Sunday, February 20, 2011


½ kg. bihon, soaked in water until softened then drain
Palabok Sauce
¼ cup atsuete seeds soak in
¼ cup water
2 cups shrimp juice
6 tablespoons Gold Medal all-purpose flour
½ cup water
Salt or patis and pepper
1 cup cooked pork, cut into strips
2 pcs. fried tokwa, cubed
½ cup flaked tinapa
½ cup pounded chicharon
2 eggs hard (boiled then sliced)
½ cup boiled and shelled shrimps
½ cup finely chopped spring onions
1 tbsp. fried garlic

1. Prepare palabok sauce: Strain atsuete then combine atsuete water with shrimp juice in a saucepan. Disperse flour in water then add to the pan. Bring to a boil and cook with constant stirring until thick. Season to taste.

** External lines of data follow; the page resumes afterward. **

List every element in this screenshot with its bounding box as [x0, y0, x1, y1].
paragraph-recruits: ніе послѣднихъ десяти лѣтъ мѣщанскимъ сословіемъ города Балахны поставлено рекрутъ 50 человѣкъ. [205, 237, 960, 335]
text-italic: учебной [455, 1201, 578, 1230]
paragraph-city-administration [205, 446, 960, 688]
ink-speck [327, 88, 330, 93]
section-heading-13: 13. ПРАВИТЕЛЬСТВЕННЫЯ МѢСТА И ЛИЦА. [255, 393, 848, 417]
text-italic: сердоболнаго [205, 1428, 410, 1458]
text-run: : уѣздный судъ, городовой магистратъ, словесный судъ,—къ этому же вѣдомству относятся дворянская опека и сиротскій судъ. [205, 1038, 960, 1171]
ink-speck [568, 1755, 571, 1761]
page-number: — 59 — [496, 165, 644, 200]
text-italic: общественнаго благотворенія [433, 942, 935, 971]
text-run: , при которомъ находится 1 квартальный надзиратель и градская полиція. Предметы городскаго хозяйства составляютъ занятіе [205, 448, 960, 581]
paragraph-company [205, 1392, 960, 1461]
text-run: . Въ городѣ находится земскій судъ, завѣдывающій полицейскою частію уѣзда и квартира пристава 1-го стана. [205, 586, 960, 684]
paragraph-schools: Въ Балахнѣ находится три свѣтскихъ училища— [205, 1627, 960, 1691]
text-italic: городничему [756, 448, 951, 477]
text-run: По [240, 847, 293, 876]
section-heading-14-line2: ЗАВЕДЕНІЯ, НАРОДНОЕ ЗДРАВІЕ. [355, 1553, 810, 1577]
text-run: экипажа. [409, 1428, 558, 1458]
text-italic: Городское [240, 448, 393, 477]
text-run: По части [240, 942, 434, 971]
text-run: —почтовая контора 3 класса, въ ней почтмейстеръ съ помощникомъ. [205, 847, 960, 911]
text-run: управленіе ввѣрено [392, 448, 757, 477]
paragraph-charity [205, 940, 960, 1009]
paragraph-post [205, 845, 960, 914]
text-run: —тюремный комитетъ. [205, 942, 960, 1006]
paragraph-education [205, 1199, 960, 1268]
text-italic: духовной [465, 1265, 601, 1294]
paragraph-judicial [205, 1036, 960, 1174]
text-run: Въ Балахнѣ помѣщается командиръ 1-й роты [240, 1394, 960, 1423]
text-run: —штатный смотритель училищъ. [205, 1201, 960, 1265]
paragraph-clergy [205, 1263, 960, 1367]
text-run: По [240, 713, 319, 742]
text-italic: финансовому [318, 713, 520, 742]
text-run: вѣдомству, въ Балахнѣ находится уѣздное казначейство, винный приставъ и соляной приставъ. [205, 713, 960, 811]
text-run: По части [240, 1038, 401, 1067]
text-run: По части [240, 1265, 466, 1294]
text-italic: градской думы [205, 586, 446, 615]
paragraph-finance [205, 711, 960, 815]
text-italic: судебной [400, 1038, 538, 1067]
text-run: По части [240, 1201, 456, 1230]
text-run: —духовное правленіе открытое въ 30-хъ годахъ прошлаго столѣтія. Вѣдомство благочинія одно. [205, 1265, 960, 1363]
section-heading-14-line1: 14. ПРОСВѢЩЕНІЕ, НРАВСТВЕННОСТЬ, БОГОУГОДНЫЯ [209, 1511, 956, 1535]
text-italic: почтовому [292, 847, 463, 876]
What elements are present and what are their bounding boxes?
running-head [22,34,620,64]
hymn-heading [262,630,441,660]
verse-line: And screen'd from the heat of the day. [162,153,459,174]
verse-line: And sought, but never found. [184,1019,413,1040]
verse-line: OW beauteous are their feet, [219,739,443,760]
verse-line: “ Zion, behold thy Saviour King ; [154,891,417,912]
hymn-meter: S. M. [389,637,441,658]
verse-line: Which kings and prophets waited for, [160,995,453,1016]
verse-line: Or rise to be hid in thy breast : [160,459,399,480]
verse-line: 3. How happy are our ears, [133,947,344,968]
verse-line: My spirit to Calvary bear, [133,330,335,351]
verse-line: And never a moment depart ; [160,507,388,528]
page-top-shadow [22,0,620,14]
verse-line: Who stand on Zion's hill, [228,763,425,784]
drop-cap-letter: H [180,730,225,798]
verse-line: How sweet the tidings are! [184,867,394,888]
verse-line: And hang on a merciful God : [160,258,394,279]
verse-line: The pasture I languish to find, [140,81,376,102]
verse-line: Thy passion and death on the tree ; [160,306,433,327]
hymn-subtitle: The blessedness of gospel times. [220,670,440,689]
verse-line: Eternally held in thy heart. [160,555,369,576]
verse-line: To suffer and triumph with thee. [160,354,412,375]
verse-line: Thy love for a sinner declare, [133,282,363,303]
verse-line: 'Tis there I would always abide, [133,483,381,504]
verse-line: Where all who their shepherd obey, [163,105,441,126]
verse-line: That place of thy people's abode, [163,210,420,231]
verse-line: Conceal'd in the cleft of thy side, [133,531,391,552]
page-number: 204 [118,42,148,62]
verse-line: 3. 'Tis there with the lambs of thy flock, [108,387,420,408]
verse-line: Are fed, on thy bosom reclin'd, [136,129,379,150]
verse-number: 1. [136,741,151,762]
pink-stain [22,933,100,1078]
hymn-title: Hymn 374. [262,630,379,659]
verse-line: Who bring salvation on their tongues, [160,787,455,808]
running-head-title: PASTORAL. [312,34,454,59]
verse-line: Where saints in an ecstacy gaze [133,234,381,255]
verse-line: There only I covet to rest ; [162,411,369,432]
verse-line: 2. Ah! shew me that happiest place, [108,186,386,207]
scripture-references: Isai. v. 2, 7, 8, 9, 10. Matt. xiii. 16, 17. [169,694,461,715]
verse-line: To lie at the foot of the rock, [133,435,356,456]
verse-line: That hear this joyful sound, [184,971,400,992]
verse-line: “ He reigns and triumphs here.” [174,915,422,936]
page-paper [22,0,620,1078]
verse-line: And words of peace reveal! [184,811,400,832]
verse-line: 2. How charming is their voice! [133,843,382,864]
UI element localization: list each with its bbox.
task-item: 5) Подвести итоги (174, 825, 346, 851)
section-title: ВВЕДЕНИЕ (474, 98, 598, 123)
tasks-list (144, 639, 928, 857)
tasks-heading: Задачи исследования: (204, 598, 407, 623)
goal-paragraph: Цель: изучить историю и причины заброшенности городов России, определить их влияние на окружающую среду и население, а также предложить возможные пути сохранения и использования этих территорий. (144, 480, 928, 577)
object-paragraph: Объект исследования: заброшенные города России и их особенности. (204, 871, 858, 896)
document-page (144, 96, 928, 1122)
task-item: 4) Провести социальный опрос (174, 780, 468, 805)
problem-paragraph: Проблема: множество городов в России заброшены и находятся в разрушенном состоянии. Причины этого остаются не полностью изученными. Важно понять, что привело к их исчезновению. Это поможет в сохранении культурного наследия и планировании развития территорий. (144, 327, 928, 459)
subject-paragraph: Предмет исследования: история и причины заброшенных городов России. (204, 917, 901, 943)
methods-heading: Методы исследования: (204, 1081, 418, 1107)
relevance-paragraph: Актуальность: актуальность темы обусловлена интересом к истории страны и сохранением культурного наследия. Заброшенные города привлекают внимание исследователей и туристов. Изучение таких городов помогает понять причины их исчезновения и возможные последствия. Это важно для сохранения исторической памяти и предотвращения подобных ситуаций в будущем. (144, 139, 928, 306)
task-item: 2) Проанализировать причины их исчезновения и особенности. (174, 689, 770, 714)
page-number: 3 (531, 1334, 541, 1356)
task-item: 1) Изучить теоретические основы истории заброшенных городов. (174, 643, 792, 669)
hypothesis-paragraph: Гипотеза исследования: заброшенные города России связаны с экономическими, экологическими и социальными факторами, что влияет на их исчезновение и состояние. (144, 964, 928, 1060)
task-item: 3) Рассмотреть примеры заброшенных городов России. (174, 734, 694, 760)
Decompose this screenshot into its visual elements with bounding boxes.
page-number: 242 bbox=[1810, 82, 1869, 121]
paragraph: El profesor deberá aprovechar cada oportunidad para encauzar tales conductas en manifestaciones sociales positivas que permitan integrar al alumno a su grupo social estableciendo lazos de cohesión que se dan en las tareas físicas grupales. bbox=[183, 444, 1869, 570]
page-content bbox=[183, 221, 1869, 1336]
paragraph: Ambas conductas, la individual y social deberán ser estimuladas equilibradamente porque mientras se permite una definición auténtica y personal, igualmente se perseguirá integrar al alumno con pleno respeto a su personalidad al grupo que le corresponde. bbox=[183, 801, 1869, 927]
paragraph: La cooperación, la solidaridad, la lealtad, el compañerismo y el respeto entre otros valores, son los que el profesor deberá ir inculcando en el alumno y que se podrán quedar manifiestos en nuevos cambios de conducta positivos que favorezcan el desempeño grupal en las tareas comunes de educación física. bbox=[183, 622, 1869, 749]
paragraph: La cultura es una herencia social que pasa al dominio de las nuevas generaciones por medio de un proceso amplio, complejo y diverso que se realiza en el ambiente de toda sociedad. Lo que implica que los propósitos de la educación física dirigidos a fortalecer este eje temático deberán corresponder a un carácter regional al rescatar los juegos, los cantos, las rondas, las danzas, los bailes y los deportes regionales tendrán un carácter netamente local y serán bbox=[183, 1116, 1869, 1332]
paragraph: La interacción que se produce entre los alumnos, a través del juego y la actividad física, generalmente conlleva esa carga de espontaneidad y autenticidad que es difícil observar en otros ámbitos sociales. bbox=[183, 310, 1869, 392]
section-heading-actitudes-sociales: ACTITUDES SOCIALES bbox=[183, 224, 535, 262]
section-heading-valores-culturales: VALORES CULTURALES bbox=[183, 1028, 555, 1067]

2. Boil water in a pot. Place noodles in a bamboo strainer. Dip in the boiling water and cook until tender but firm. Drain well. Transfer to a platter.
3. Top noodles with sauce. Over the sauce, arrange the pork and tokwa pieces. Sprinkle with tinapa and chicharon. Garnish with sliced egg, shrimps, spring onions and garlic. Serve with calamansi.